I recently got a note from Ferrette (who did a wonderful First Person for us a while back) with this question:
"Have you ever written any articles about the experience of "coming out as a virgin" to others? Like to someone you meet, or date, or even friends? I've been thinking about this a lot lately, how when the "big reveal" happens, others will be shocked, or pitying or sometimes even hesitant to hook up (the latter is one I'm familiar with).
Of course, there are also those that don't care, or are friendly no matter what. But it does seem to me that the older one gets while retaining some vestige of virgin means that these awkward conversations will just become more frequent. Course, my turning 26 recently may just have me over thinking everything."
By way of reply, here's a video of Dan Savage at the University of Montana who addresses the comment "I want to lose my virginity but I'm scared" by comparing it to bungee jumping:
"Eventually you just have to jump.

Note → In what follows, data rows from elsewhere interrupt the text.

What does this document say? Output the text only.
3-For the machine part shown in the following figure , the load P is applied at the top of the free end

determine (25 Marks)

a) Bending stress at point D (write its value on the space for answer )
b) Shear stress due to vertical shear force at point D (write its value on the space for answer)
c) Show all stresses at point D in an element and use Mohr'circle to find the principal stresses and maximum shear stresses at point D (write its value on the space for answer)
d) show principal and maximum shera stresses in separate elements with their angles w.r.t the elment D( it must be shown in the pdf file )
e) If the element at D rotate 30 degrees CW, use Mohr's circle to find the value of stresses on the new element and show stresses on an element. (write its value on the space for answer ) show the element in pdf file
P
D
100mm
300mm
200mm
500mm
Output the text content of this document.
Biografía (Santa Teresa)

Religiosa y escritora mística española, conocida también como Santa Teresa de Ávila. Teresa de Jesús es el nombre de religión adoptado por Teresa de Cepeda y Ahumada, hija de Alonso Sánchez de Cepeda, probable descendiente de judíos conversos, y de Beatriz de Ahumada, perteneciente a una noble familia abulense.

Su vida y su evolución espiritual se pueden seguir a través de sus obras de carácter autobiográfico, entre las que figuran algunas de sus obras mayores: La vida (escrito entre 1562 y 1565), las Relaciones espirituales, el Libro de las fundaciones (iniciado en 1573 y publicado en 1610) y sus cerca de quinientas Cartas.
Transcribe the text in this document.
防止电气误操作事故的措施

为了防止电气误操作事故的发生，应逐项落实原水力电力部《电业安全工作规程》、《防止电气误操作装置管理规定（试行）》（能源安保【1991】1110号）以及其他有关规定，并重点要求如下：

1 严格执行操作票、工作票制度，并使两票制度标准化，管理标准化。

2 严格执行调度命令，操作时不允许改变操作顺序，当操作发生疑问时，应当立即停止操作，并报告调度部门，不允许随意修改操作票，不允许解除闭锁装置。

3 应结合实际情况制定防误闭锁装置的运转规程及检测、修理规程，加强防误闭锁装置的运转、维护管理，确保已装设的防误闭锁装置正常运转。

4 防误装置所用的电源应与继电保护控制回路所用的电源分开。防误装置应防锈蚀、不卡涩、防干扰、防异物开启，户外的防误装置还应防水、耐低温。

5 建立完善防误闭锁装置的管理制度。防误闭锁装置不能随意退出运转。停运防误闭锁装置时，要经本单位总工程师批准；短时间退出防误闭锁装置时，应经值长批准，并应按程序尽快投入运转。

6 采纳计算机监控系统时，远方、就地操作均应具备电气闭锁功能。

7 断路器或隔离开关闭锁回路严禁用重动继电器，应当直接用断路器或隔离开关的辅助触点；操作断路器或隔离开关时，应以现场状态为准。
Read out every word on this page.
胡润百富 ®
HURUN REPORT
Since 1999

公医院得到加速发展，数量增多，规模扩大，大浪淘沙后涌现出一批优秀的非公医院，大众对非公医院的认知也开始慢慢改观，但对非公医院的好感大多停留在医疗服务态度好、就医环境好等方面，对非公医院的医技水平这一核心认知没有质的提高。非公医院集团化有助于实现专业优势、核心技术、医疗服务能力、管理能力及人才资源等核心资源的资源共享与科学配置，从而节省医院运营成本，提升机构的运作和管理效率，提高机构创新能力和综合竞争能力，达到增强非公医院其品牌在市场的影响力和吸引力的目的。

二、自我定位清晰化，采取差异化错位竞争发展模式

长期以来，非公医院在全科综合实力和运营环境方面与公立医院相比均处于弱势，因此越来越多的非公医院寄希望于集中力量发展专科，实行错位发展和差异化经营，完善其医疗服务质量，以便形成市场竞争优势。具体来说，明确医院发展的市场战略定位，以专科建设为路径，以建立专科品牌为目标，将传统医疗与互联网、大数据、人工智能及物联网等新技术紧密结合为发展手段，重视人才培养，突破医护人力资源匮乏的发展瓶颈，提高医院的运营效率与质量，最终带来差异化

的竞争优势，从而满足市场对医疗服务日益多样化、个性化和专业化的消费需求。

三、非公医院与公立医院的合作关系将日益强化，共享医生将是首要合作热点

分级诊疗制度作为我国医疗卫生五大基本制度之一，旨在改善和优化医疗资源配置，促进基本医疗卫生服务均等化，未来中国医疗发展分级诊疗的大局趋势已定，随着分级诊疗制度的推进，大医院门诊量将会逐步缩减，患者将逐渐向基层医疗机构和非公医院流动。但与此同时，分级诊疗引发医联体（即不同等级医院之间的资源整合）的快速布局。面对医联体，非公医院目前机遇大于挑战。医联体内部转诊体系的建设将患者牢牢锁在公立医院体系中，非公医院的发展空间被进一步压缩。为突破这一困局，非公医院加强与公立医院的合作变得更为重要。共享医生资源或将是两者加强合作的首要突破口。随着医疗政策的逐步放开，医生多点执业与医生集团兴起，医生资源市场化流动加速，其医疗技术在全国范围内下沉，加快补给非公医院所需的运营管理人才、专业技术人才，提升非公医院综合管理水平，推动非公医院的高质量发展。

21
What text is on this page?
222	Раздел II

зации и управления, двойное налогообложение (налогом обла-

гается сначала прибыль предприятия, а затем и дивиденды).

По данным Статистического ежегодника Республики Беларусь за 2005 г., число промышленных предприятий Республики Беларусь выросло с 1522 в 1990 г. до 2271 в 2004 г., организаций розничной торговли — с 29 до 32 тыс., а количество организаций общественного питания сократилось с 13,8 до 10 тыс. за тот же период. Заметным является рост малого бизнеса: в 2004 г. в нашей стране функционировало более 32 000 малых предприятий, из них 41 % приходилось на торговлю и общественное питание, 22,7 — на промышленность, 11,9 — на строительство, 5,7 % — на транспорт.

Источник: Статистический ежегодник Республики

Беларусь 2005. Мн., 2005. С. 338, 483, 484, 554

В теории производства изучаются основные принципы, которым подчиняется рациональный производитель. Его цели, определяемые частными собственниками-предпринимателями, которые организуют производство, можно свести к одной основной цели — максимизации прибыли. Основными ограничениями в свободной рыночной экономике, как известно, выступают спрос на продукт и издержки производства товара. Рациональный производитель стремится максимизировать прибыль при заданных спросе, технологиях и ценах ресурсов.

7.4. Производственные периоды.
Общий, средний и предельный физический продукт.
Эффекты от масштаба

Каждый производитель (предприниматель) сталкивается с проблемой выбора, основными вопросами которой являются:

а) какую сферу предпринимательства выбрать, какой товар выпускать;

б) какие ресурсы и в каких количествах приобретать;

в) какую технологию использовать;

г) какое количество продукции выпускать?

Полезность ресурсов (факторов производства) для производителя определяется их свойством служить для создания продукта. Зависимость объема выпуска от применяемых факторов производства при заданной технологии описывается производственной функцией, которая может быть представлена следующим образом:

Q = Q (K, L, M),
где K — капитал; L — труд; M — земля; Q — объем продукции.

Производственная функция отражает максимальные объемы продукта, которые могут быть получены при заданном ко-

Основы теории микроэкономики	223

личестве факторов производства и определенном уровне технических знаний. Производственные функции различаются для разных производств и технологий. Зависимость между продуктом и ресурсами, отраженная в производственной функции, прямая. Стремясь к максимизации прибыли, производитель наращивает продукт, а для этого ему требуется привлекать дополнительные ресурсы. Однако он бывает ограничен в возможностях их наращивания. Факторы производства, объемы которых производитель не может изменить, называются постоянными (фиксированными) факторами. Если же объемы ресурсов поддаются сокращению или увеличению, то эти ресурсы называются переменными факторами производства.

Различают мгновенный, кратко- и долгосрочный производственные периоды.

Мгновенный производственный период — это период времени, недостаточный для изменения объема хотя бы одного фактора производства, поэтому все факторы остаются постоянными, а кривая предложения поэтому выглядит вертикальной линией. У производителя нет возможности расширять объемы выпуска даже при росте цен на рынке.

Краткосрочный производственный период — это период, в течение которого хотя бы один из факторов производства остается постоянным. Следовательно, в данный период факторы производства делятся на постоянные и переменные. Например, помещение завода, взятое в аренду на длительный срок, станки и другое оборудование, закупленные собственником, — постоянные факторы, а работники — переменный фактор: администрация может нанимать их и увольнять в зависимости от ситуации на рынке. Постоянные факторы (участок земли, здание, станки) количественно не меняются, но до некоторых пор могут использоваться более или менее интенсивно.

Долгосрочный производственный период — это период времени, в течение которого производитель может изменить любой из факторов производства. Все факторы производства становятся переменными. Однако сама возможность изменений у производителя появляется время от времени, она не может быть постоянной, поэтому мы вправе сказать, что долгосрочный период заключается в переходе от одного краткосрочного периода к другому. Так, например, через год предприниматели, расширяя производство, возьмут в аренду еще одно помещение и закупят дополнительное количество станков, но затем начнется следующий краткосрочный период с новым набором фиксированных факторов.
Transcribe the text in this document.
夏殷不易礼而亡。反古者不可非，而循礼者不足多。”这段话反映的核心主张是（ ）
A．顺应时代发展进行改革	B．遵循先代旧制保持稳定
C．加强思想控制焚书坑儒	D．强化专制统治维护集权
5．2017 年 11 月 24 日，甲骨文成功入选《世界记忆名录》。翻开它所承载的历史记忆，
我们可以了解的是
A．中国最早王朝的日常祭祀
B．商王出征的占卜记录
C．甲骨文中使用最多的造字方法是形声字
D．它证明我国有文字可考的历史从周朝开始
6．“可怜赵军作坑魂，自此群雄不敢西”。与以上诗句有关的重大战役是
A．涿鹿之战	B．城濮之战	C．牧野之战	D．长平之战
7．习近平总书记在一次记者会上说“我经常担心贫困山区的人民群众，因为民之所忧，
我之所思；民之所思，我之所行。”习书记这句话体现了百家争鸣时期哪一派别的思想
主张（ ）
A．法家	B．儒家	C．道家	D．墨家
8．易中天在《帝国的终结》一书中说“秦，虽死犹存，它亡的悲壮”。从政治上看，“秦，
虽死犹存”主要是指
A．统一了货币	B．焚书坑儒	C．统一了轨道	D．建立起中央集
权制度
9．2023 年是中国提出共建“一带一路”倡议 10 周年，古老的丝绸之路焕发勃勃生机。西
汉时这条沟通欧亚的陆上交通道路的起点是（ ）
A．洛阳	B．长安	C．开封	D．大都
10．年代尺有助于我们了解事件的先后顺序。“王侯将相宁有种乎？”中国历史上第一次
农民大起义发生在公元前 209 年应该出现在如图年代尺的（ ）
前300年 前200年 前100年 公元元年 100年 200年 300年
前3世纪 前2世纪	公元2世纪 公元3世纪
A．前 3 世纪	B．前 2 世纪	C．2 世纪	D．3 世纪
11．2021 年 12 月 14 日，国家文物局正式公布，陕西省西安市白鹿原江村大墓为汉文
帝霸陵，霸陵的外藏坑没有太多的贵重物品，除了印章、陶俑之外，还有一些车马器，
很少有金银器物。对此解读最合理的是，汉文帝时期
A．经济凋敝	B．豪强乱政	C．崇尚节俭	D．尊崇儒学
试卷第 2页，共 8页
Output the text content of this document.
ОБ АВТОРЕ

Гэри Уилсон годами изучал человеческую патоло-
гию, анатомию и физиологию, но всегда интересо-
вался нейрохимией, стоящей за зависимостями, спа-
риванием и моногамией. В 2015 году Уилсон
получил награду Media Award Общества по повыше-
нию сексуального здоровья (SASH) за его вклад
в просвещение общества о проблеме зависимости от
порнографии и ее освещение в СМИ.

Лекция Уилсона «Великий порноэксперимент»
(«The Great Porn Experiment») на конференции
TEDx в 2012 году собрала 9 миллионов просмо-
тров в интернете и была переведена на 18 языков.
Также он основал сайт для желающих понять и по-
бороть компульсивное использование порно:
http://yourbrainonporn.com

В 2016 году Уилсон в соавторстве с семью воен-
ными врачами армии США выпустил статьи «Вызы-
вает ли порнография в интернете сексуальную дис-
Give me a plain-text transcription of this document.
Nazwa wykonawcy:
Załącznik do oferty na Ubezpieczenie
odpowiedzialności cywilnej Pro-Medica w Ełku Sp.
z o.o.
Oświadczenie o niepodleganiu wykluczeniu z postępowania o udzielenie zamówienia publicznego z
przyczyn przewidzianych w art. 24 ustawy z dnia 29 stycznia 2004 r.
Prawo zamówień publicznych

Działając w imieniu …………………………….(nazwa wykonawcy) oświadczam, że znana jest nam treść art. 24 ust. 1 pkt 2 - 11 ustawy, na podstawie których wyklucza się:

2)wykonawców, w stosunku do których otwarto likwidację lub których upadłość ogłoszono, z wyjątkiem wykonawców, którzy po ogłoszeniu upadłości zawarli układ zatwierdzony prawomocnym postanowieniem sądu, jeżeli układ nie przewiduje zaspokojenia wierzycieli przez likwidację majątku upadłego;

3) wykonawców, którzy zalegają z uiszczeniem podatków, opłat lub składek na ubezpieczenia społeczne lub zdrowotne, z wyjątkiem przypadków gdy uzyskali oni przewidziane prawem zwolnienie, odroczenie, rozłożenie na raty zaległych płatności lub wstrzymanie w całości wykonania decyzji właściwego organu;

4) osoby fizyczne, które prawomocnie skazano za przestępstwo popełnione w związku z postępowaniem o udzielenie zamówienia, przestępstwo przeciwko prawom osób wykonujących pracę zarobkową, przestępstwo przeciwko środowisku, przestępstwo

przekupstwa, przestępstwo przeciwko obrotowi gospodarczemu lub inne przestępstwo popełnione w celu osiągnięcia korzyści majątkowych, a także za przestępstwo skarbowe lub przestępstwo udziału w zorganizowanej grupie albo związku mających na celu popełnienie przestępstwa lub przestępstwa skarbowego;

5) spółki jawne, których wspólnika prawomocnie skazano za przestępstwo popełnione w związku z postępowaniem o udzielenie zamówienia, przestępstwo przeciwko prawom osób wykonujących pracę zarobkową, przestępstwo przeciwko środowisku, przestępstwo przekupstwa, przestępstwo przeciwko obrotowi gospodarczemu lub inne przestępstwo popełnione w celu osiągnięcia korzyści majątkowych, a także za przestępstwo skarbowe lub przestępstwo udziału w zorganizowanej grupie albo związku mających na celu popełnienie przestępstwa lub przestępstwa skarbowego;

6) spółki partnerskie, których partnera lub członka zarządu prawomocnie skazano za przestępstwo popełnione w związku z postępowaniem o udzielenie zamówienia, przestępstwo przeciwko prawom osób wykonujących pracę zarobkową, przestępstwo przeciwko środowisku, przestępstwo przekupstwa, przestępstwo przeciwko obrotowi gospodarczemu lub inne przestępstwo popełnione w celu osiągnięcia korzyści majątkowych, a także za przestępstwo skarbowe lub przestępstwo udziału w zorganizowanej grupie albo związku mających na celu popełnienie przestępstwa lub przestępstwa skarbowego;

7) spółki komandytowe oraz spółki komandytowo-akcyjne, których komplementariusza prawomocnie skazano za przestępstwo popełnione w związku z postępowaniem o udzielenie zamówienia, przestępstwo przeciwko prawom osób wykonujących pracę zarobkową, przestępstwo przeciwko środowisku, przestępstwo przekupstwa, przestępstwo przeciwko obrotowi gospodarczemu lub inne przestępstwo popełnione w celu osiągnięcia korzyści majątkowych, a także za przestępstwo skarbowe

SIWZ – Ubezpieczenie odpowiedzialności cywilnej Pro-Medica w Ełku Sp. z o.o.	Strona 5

You're all strapped in. You're ready to go. There's a line of Australians behind you and they want to go next."
Dan also feels strongly about telling your partner that you're a virgin. It's at 2:00, above.
I first saw this video at Diary of an Accidental Virgin who agrees with Dan:
"Why would you want to sleep with someone who is afraid of or won’t accept such a simple truth about you? Why do it with a person who views you as “less than” because you’re a virgin? Isn’t that the sort of person you wouldn’t want to have that experience with?"
The thing is, there are so many people out there either not sexually active at all, or who haven't been sexually active for a long time. If more people were honest about it, maybe it wouldn't be such a stigma.
On the other hand, I didn't tell the first guy I had sex with I'd never done it before. I was in my 20s and he assumed I was experienced, but he figured it out pretty quickly due to my utter lack of skills. It was awkward. It was embarrassing. But I don't think it would have been less so had I explained the situation before things got going.
Let's face it: Doing anything for the first time is awkward, and sex is no exception.
What do you think: Tell or don't tell? Or just jump off that bridge and hope the cord is strong enough?